Jesus Christ. Jesus of Nazareth. I had never really
understood him, never known the intricate details of his life. But how I learned those details now. How astonishing a man he truly was. There were so many sides to his personality. So many facets to his life. There were his teachings and ministry. His miracles and healings. There were the parables and prophecies and all his travels across the ancient world. There was the Jesus in the text whom the whole world thought it knew, and the stereotypical images of him as well. But it was the Jesus underneath the text I began to discover, a Jesus I never would have encountered had I not climbed aboard and clung to this inner tube.

Glimpses into his personality. Insights into the shifting shades of his character. A peek into his temperament. Even his likes and dislikes. Such as his obvious love of water and a profound affinity to it. How many times had Jesus ministered seaside or healed by the water? How many times had Jesus even addressed the multitudes from a ship on the water? How many times did Jesus command a tumultuous sky and sea? Many. Numerous. Even his most famous miracle involved water and assuming control of it—walking on the water. Something nobody had ever done or would ever do again. Jesus not only conquered the waters, he derived comfort from it, solace.

An inner glance. A deep illumination. I felt I possessed that now. Like a true understanding of his compassion, a compassion so profound it made him seem more vulnerable than his human brethren. If everyone expected the Son of God to show nothing less than compassion, his was far more than average. It sprang forth from some metaphysical inner source, some inner well that enabled him to understand human frailty in a way others could not; that allowed him to embrace weakness and forgive mistakes where others never would; and that easily allowed him to overlook flaws and failings where others refused. How many times had Jesus healed people or made them whole again simply because he took pity on them? Simply because he was moved to compassion by their faith?

There was the teacher in him too. How Jesus loved to
teach.

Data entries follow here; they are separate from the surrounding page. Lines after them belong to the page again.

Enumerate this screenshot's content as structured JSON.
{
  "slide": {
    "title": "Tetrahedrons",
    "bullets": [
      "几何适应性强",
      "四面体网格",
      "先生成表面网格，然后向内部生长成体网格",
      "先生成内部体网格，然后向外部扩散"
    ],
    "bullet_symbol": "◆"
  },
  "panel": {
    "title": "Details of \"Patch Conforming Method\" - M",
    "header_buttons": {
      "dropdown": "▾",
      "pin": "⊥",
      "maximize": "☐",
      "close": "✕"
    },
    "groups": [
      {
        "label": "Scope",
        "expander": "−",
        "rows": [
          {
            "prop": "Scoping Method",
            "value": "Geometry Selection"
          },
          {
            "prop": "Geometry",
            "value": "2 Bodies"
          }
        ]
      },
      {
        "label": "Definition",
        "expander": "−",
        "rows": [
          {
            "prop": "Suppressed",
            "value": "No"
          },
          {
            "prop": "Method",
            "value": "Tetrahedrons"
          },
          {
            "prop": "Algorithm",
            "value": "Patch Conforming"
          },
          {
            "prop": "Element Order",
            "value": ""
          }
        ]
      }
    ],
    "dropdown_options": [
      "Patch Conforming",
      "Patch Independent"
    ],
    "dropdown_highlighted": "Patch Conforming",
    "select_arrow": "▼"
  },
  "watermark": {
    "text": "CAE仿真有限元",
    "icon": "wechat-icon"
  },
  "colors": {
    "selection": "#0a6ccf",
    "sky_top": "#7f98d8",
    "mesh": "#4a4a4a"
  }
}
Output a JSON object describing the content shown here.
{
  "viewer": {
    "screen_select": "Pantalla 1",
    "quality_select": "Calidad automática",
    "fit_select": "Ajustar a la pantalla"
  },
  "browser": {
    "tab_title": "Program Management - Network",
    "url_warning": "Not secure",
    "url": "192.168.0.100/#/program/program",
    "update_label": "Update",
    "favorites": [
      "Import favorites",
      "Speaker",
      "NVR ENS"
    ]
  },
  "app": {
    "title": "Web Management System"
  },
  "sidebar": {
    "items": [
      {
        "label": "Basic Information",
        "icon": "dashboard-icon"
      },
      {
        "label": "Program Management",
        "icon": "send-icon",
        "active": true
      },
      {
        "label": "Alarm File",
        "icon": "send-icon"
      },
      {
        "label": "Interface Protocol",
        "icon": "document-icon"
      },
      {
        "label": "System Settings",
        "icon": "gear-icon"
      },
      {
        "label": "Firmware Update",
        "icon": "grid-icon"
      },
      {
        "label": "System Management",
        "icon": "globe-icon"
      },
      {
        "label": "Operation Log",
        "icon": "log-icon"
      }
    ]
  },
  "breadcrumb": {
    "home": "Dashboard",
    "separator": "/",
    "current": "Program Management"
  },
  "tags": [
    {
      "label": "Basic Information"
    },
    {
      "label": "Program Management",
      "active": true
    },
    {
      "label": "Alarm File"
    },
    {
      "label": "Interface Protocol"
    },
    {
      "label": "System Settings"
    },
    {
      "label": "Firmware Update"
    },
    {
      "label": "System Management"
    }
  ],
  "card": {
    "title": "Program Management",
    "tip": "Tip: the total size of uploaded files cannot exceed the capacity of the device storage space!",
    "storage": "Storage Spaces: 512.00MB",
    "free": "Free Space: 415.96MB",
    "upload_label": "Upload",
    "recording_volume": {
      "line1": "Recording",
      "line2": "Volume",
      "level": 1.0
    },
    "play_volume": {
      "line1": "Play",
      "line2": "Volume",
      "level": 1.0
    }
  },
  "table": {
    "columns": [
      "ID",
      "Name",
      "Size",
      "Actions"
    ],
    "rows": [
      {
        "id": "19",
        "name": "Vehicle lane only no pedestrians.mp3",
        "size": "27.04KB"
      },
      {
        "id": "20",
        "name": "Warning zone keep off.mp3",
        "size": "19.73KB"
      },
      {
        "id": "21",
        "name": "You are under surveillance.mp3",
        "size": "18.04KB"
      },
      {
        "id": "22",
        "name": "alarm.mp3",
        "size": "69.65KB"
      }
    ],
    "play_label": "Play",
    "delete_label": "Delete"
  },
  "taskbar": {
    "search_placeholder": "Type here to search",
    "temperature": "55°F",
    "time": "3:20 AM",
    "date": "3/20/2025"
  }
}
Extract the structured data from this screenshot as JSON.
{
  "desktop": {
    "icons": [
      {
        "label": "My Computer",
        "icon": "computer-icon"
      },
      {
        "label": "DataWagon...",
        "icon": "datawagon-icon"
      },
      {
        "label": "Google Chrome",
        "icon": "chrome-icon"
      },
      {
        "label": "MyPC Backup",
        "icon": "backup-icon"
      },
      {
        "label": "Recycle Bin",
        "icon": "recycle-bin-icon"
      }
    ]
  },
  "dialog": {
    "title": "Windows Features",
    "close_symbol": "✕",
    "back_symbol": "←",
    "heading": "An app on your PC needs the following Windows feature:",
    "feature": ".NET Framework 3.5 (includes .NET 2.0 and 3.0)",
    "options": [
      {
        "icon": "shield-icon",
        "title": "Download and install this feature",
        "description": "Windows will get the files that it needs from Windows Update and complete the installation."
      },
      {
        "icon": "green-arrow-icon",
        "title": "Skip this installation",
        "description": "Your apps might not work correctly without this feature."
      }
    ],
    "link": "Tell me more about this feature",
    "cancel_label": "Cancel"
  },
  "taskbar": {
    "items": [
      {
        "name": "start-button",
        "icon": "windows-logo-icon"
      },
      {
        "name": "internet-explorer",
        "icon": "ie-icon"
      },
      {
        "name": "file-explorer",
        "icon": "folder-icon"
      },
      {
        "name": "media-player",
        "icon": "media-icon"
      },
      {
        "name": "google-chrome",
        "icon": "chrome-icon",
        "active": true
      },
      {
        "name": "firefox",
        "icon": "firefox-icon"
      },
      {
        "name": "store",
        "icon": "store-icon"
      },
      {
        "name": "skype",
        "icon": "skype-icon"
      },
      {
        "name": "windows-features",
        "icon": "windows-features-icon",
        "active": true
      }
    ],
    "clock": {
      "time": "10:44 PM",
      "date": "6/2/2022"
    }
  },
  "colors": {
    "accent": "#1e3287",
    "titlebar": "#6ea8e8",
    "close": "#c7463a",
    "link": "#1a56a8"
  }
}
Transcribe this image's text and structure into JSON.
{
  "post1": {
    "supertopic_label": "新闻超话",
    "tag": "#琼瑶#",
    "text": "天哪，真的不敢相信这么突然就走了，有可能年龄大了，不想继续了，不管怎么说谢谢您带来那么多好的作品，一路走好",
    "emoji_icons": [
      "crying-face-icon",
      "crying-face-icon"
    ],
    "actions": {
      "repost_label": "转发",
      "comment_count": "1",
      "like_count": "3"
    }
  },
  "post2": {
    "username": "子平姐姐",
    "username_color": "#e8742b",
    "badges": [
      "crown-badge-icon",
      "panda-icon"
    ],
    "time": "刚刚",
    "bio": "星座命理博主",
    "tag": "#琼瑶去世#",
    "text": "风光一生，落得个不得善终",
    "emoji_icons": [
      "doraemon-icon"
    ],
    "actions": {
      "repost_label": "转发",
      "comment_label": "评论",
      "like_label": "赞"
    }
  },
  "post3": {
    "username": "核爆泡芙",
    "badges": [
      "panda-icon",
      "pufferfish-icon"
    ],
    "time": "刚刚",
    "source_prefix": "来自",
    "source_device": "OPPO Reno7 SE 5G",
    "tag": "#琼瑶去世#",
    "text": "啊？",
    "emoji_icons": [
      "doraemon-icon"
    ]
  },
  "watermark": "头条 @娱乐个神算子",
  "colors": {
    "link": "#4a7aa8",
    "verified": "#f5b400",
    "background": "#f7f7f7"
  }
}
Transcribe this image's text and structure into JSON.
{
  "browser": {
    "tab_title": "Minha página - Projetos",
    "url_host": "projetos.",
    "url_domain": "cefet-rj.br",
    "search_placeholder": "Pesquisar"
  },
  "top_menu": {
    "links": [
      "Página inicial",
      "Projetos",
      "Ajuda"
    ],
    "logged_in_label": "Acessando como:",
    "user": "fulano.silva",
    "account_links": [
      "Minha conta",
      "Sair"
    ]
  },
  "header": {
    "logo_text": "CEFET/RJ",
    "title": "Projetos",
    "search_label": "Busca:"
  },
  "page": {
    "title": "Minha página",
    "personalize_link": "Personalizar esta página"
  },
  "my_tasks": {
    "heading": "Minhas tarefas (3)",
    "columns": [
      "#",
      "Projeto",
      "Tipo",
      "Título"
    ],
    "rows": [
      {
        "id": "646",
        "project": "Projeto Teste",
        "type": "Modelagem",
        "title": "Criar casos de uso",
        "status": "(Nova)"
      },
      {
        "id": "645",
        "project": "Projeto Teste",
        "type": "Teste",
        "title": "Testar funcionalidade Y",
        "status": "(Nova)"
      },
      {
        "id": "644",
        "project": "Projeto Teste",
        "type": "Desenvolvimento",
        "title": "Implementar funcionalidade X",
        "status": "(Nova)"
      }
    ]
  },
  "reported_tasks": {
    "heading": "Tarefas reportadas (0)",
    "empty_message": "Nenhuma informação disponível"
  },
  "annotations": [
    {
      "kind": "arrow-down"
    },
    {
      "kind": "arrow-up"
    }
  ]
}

He felt it his very calling to educate. How many times did he illustrate the mysteries of life and Heaven by the use of parables? Those rich and living analogies used to make comparisons between the earthly and the sublime. There was the healer in Jesus too. How many times did he cause the blind to see or enable the lame to walk only because they touched his garment and he felt their faith? Felt their belief. Whether he spit into clay and rubbed his hands into a stagnant pair of eyes, or someone in need simply asked and truly believed, his healing freed them of their chains. The abundance of his miracles ran the full gamut. Whether he was feeding the five thousand or feeding the seven thousand or turning water into wine or even raising the dead, Jesus managed it all. Not only was he the ultimate showstopper, but a one-man show.

On and on the miracles went. On and on his teachings went. On and on my travels progressed so that I lacked all sense of time. Still I kept reading. Still I kept searching. What did this have to do with me? Why was I being selected to have God’s next child? What in here indicated that God would be having another child, much less one born in Cuba? Nothing so far, nothing. So I kept reading and traveling and scouring through the scripture with a tireless and abundant energy. I was not the least bit fatigued. Not with the education I was getting. Not with the insight I was gaining. I couldn’t put that Bible down. I couldn’t release my grip from that inner tube—how it coasted and guided me along. And how ashamed I suddenly felt, embarrassed even, recalling what I had told the Angel Gabriel about never really believing in the…well…I couldn’t finish my thought. But I believed now. Truly I did. And for the first time since Rigo’s abandonment of me, I was finding peace and comfort. I knew this because a long stretch of time elapsed when I thought nothing of him. Rigo did not enter my mind or cross my thoughts as that inner critic in me swelled and sprang to life.